Flanking the northern side of the camp is a lush tropical wall of trees, 40m tall. A small creek along this boundary also provides a riparian corridor for local flora and fauna.
Due to the limited size of the clearing the house needed to address the full height of the forest ‘wall’ and look to capture the sky above, or risk a feeling of confinement. The scale and density of the surrounding forest also reduces winter sun penetration and ultimately creates its own micro-climate.
The brief called for a 3 bedroom family dwelling with a central open plan living and kitchen space. Responding to this and the unique site, the living space feeds to east and west corridors providing bedroom access, and nooks for study, day bed and storage.
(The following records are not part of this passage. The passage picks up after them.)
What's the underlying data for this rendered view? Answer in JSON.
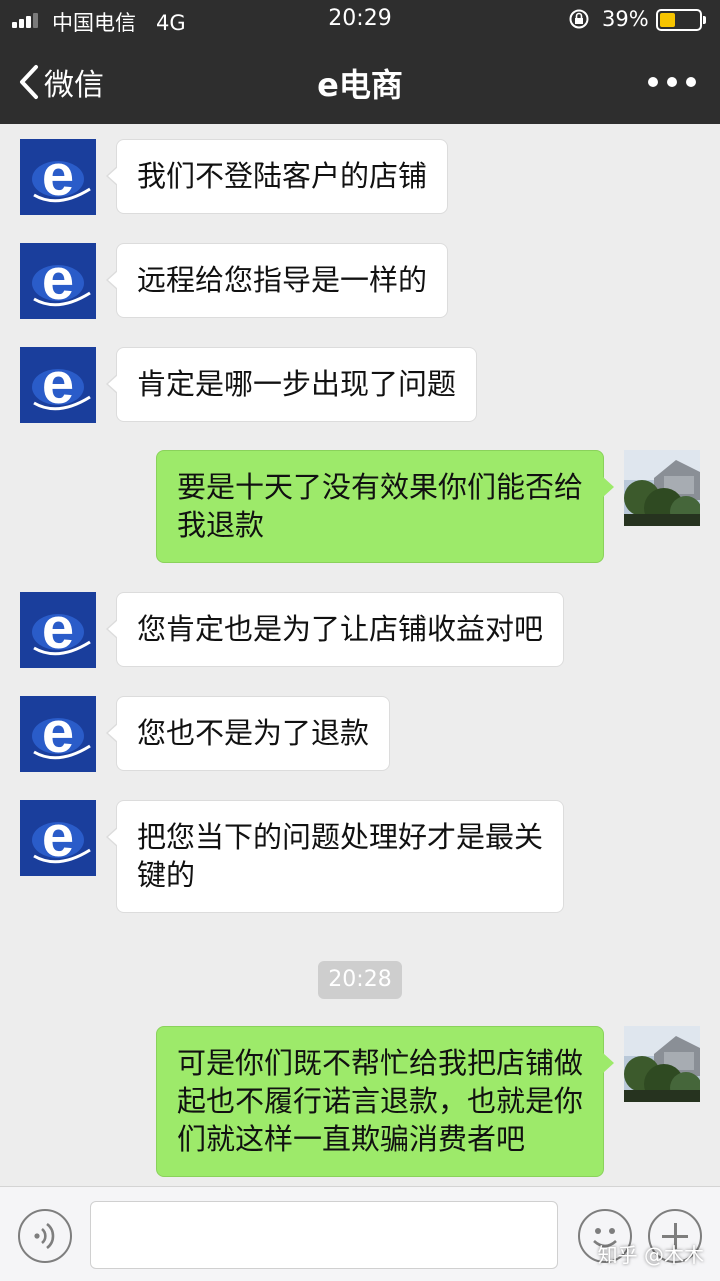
{
  "status_bar": {
    "carrier": "中国电信",
    "network": "4G",
    "time": "20:29",
    "battery_percent": "39%",
    "battery_level": 0.39
  },
  "nav": {
    "back_label": "微信",
    "title": "e电商"
  },
  "messages": [
    {
      "side": "in",
      "text": "我们不登陆客户的店铺"
    },
    {
      "side": "in",
      "text": "远程给您指导是一样的"
    },
    {
      "side": "in",
      "text": "肯定是哪一步出现了问题"
    },
    {
      "side": "out",
      "lines": [
        "要是十天了没有效果你们能否给",
        "我退款"
      ]
    },
    {
      "side": "in",
      "text": "您肯定也是为了让店铺收益对吧"
    },
    {
      "side": "in",
      "text": "您也不是为了退款"
    },
    {
      "side": "in",
      "lines": [
        "把您当下的问题处理好才是最关",
        "键的"
      ]
    },
    {
      "side": "out",
      "lines": [
        "可是你们既不帮忙给我把店铺做",
        "起也不履行诺言退款，也就是你",
        "们就这样一直欺骗消费者吧"
      ]
    }
  ],
  "timestamp": "20:28",
  "watermark": "知乎 @木木",
  "colors": {
    "header_bg": "#2e2e2e",
    "chat_bg": "#ededed",
    "incoming_bubble": "#ffffff",
    "outgoing_bubble": "#9dea6a",
    "avatar_blue": "#1a3e9c"
  },
  "icons": {
    "back": "chevron-left-icon",
    "more": "more-dots-icon",
    "voice": "voice-icon",
    "emoji": "emoji-icon",
    "plus": "plus-icon",
    "avatar_in": "e-logo-avatar",
    "avatar_out": "photo-avatar"
  }
}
The pavilion running along the east-west contour allows all rooms to enjoy the rainforest view to the north maximizing winter solar gain.
The architectural response is a duel concept pairing an operable insulated box for cooler months that allows habitation to a tent-like amenity in warmer months. The walls, or doors, of the box slide open manually, while the roof, or lid, has an automated sliding operation. With the roof fully open the translucent tent membrane comes into view and a new volume, light, and material is experienced. As the doors slide open the forest wall becomes an architectural element; a natural wall that contains a broader space of the house plan, stretching it across the remaining clearing and garden.
The tent roof serves as a ‘fly roof’ above the insulated roof and takes the brunt of the heat load. The void between the two roof elements allows for a simple stack ventilation process. The varied pitches of the tent roof maximise winter sun penetration and protects the east, west and southern exposures.
The choice of dark grounding colours for the box forms a contrast against the white tent and supporting structure. A relationship between the two is nevertheless achieved through subtle shaping of the box – rounding the corners of the building and cabinetry, and expressed CHS columns.
Two primary architectural elements; shelter and security, are tested within this proposition. A dual mode of habitat is achieved – an enclosed and sheltered mode, and the other open and expansive allowing the occupants a direct relationship to their natural surroundings. The building ultimately provides a spatial opportunity that flexes between an interior and an exterior condition at the users’ discretion.
This deceptively small yet undeniably dynamic building allows for the owners to live simply and comfortably whilst maximizing their engagement with a very special site.